La question de la « reprise de rôle » n’est pas propre à ce spectacle. Mais concernant le butô, et plus précisément Utt qui a été dansé de très nombreuses fois et partout dans le monde, par Carlotta Ikeda uniquement, jusqu’à sa disparition, nous nous sommes interrogés sur la part d’intimité de ce solo. Certains participants ont trouvé un peu illogique et ambigu que cette chorégraphie, personnelle et intime soit transmise. D’autres ont trouvé l’idée intéressante et étaient impatients de dénicher une captation de Carlotta Ikeda dansant Utt.

Malgré tout, dans l’ensemble tout le monde s’est accordé à dire que la transmission à Maï Ishiwata était une belle idée et que la captation n’aurait jamais pu transmettre au spectateur autant d’images et d’émotions que le spectacle en live. Le débat reste ouvert et chacune des questions abordées lors de ce Krinomen en ont entrainé d’autres qui sont restées sans réponses.

 

 

Pour conclure :

 

Le butô est une danse qui réunit une technique, qui demande une connaissance de soi et de son propre corps. C’est un moyen d’expression et d’extériorisation, un moyen de transmettre un message/ des émotions grâce au corps. Un médium qui est en constante évolution et remise en question. C’est une danse qui garde néanmoins des codes traditionnels, comme cette « seconde peau » qui consiste à se recouvrir de blanc. Les traditions et la culture de son pays d’origine l’imprègnent Dans Utt, la purification par le sel en est un exemple frappant. Ce sont tous ces éléments qui se complètent et permettent à l’interprète d’aller au plus profond d’elle-même, de chercher le « néant », les « ténèbres », afin que s’effectue la métamorphose, la renaissance.

Carlotta Ikeda est à l’origine d’Utt. Sa décision a été de transmettre son savoir et la chorégraphie de son solo à une jeune danseuse de la compagnie Ariadone : Maï Ishiwata. Utt, reste personnel à chaque interprète. Et le spectacle présenté au Glob Théâtre n’est pas complètement le même que celui dansé par Carlotta Ikeda. Maï Ishiwata nous confiait lors du bord de scène qu’il lui semblait n’être toujours pas parvenue à la métamorphose ultime. Il s’agit d’un travail permanent et progressif.

Concernant le spectacle, tous les spectateurs n’ont pas vu la même chose. Il est intéressant de souligner que cela ne gêne en rien l’appréciation du spectacle. Peut-être parce que ce n’est pas là que se situe l’essentiel du spectacle, dans la réception factuelle. Utt s’adresse d’abord aux sens avant de demander une intellectualisation.
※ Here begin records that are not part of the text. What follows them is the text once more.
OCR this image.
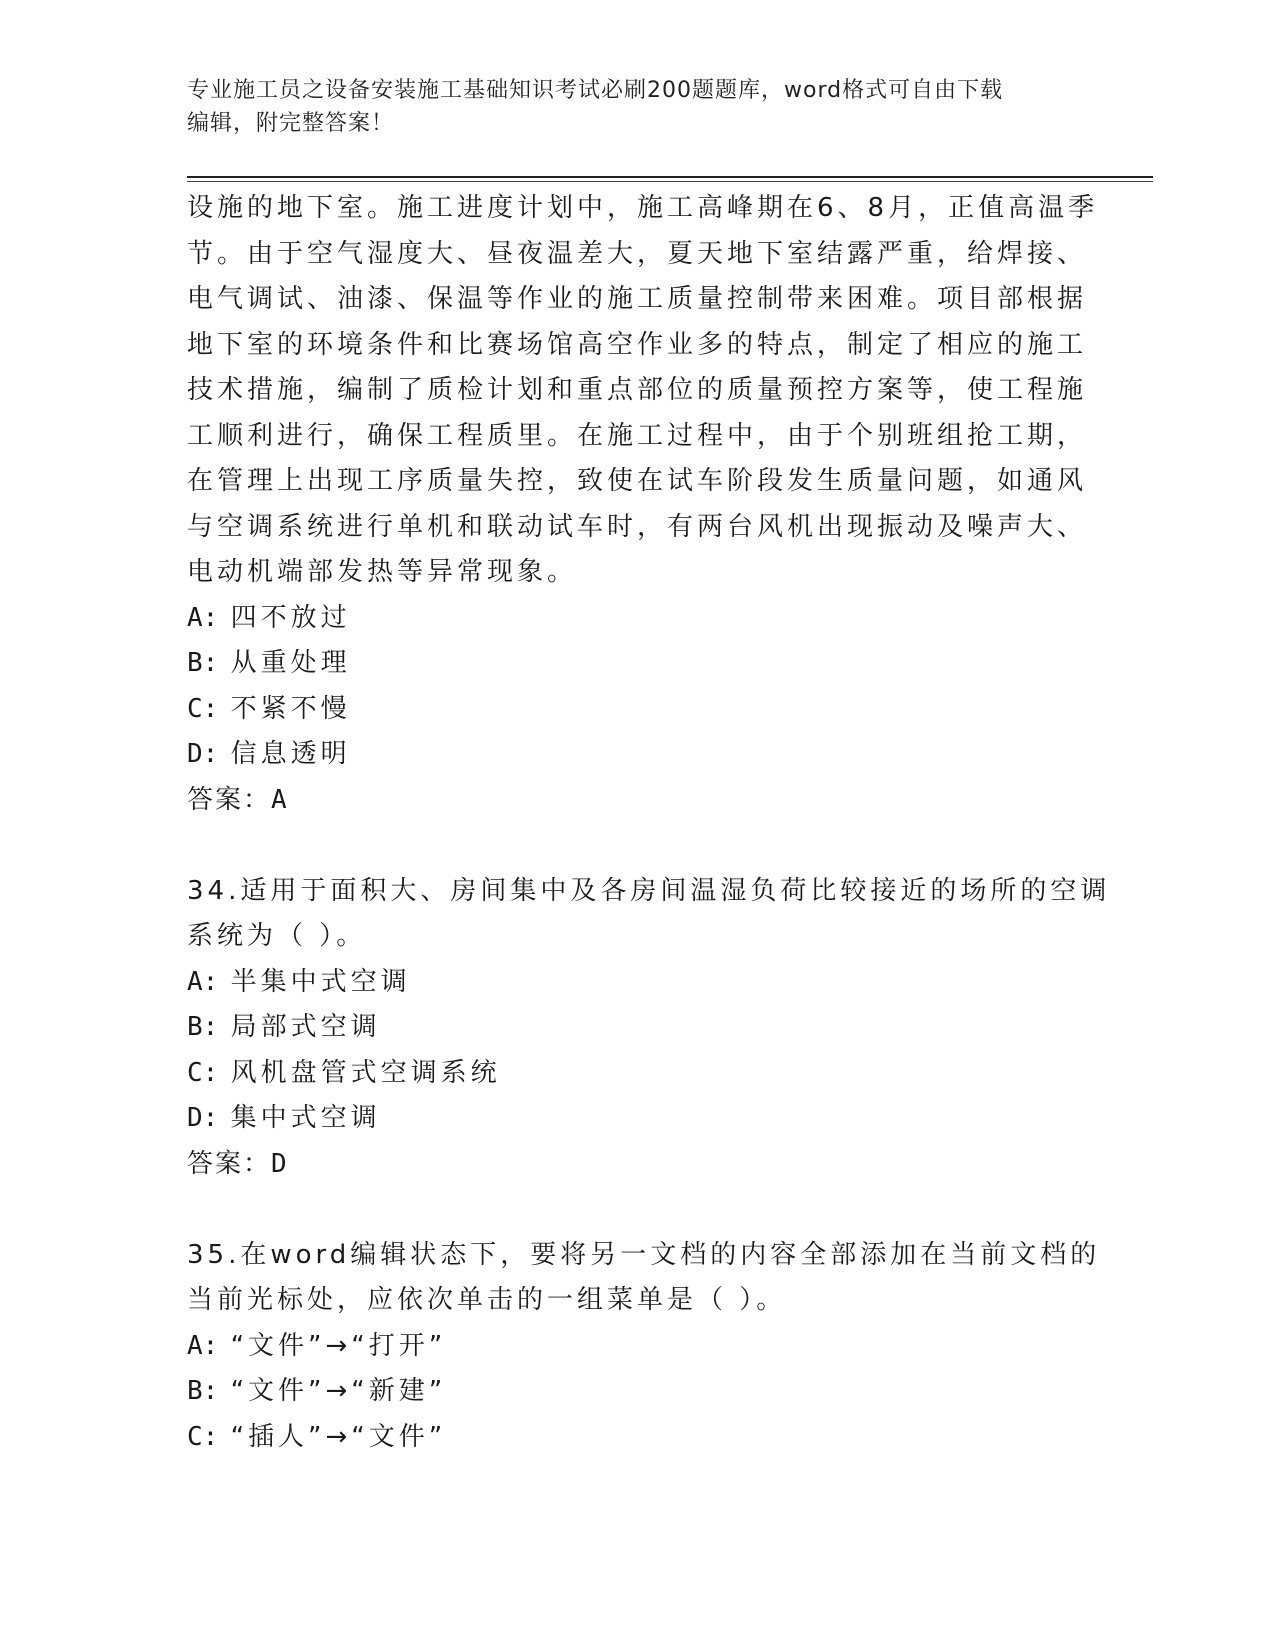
专业施工员之设备安装施工基础知识考试必刷200题题库，word格式可自由下载
编辑，附完整答案！
设施的地下室。施工进度计划中，施工高峰期在6、8月，正值高温季
节。由于空气湿度大、昼夜温差大，夏天地下室结露严重，给焊接、
电气调试、油漆、保温等作业的施工质量控制带来困难。项目部根据
地下室的环境条件和比赛场馆高空作业多的特点，制定了相应的施工
技术措施，编制了质检计划和重点部位的质量预控方案等，使工程施
工顺利进行，确保工程质里。在施工过程中，由于个别班组抢工期，
在管理上出现工序质量失控，致使在试车阶段发生质量问题，如通风
与空调系统进行单机和联动试车时，有两台风机出现振动及噪声大、
电动机端部发热等异常现象。
A: 四不放过
B: 从重处理
C: 不紧不慢
D: 信息透明
答案：A
34.适用于面积大、房间集中及各房间温湿负荷比较接近的场所的空调
系统为（ ）。
A: 半集中式空调
B: 局部式空调
C: 风机盘管式空调系统
D: 集中式空调
答案：D
35.在word编辑状态下，要将另一文档的内容全部添加在当前文档的
当前光标处，应依次单击的一组菜单是（ ）。
A: “文件”→“打开”
B: “文件”→“新建”
C: “插人”→“文件”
En partant de ce principe, il semble alors évident que la puissance du spectacle ne saurait être condensée en une captation, d’où l’importance de cette transmission, de ce partage.

 

 « Utt c’est l’onomatopée d’un coup dans le ventre. »
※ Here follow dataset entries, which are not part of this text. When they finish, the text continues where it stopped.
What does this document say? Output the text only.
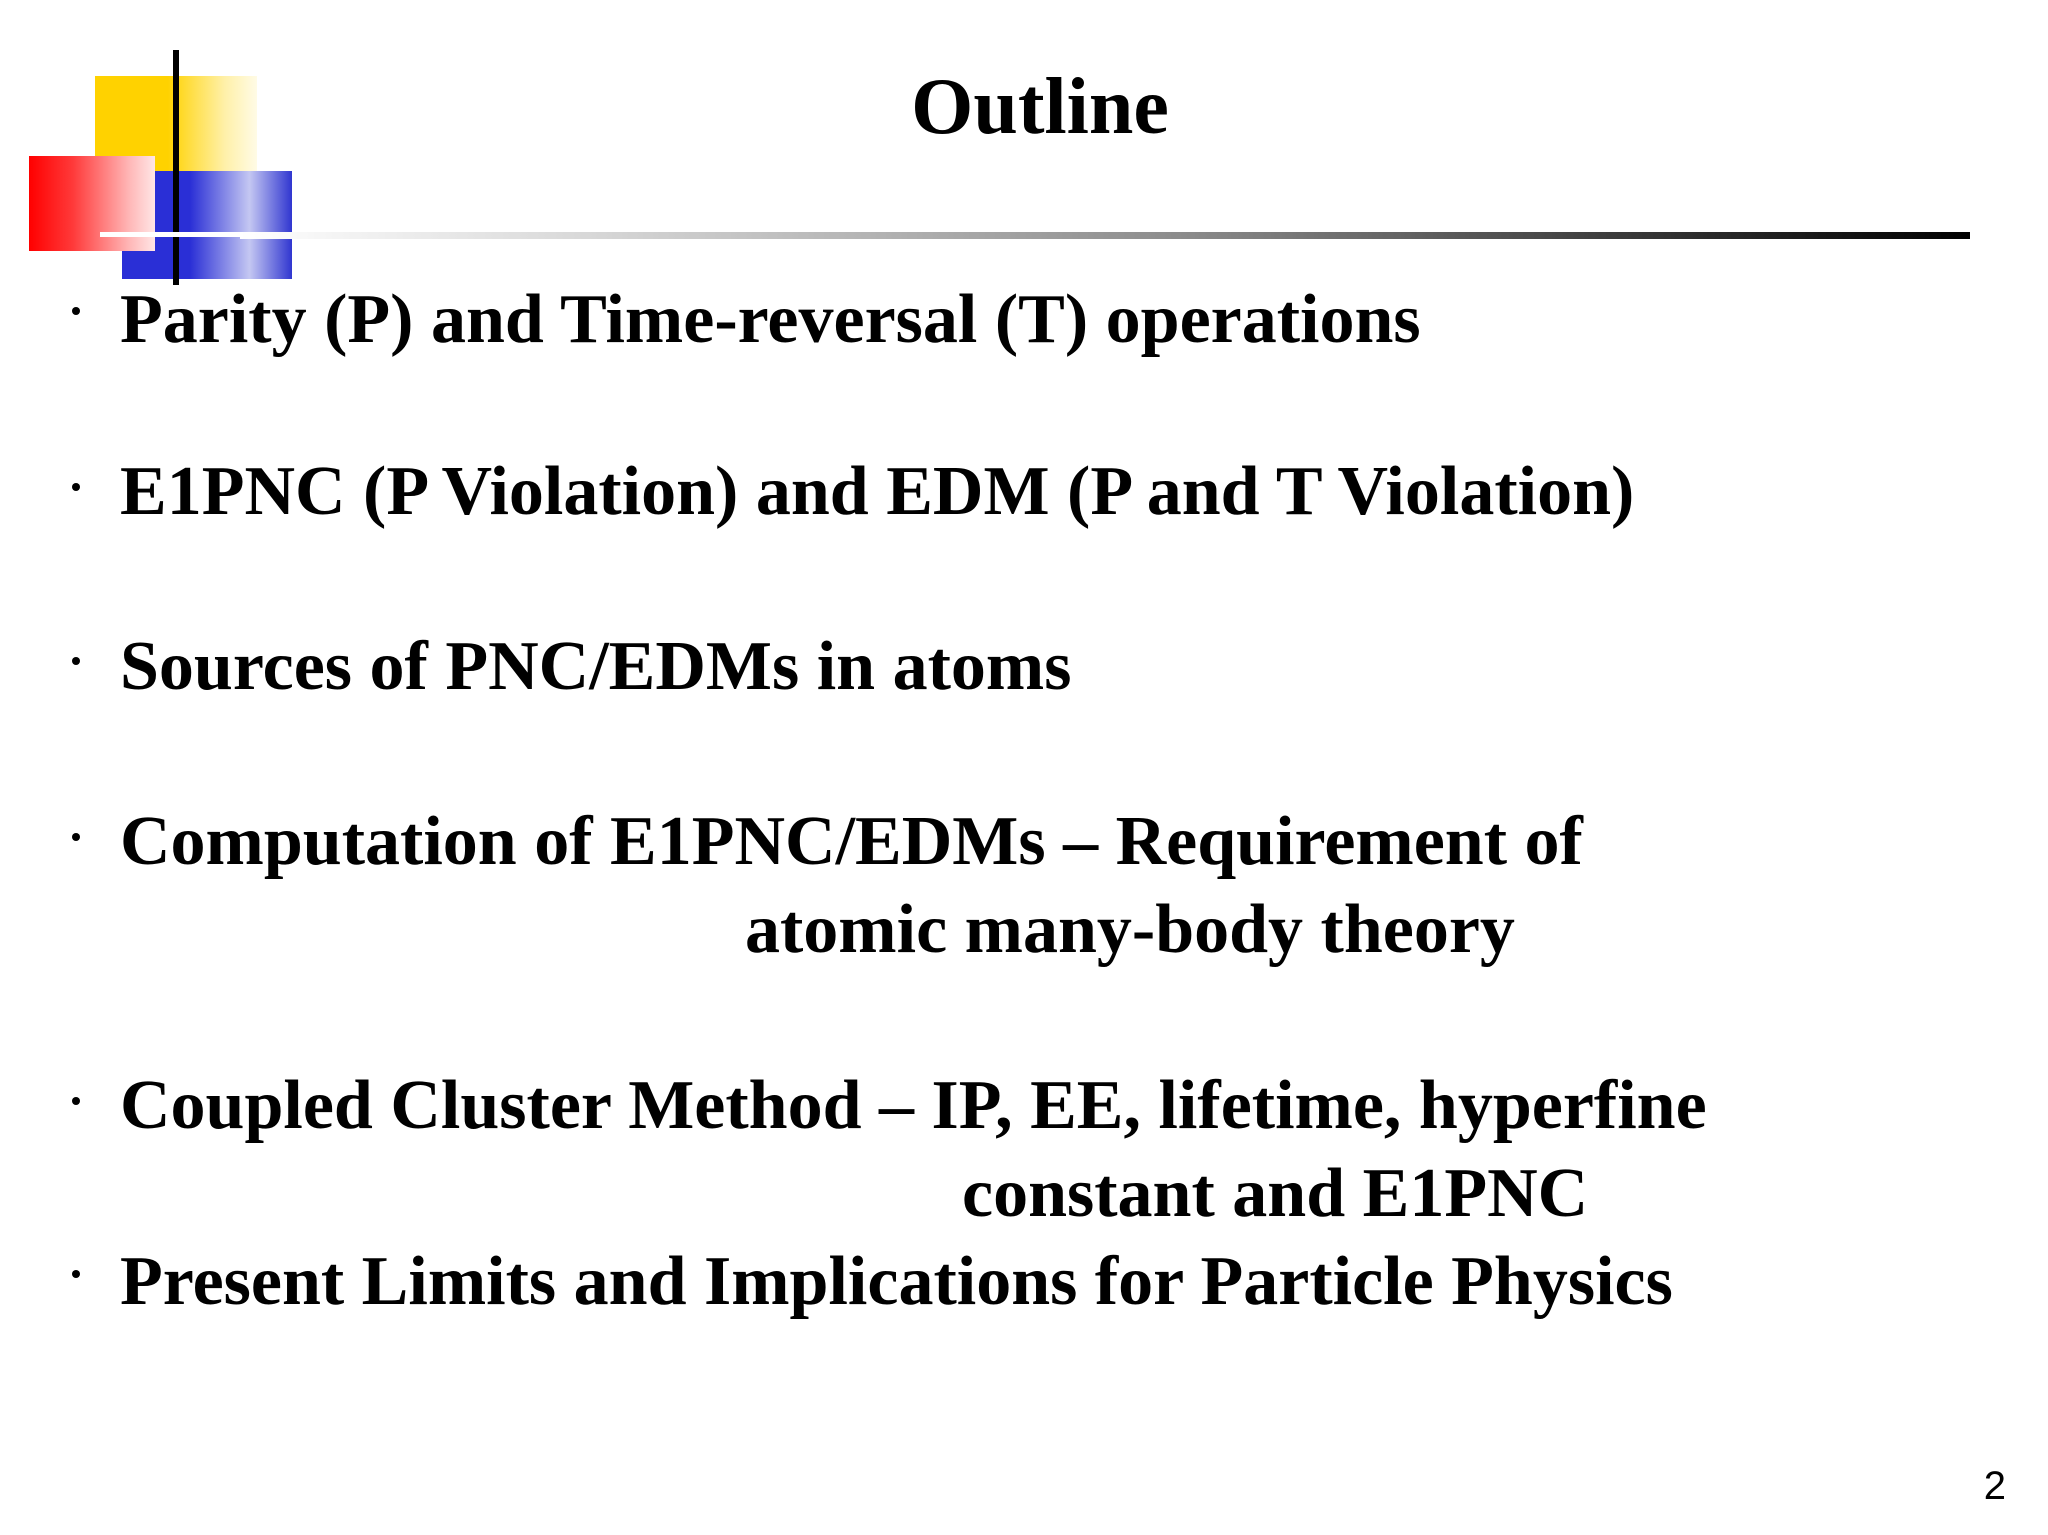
Outline
Parity (P) and Time-reversal (T) operations
E1PNC (P Violation) and EDM (P and T Violation)
Sources of PNC/EDMs in atoms
Computation of E1PNC/EDMs – Requirement of
atomic many-body theory
Coupled Cluster Method – IP, EE, lifetime, hyperfine
constant and E1PNC
Present Limits and Implications for Particle Physics
2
« L’onomatopée du cri de jouissance d’une femme »

Carlotta Ikeda

 

 Quant à la véritable définition, du nom « Utt », peu importe. Les hypothèses tout comme les affirmations (même provenant de Carlotta Ikeda) sont nombreuses et parfois légèrement contradictoires. Ce qu’il faut retenir c’est que pour Carlotta Ikeda, Utt était un voyage, la mise en scène de plusieurs moments de la vie d’une femme, mêlant sans cesse légèreté et violence, transformations et mutations. Le tout placé sous le signe d’une esthétique épurée. Utt n’est pas seulement à voir, c’est une expérience qui se vit et qui demande de se laisser ressentir.

 

 

 

 

 

 

 

 

 

 

 

 

 

 

[1] Pour en savoir davantage sur le bord de scène, voir le compte-rendu de la recherche de terrain publié sur le blog : http://krinomen.over-blog.com/2014/11/compte-rendu-des-recherches-sur-le-terrain-utt-cie-ariadone.html.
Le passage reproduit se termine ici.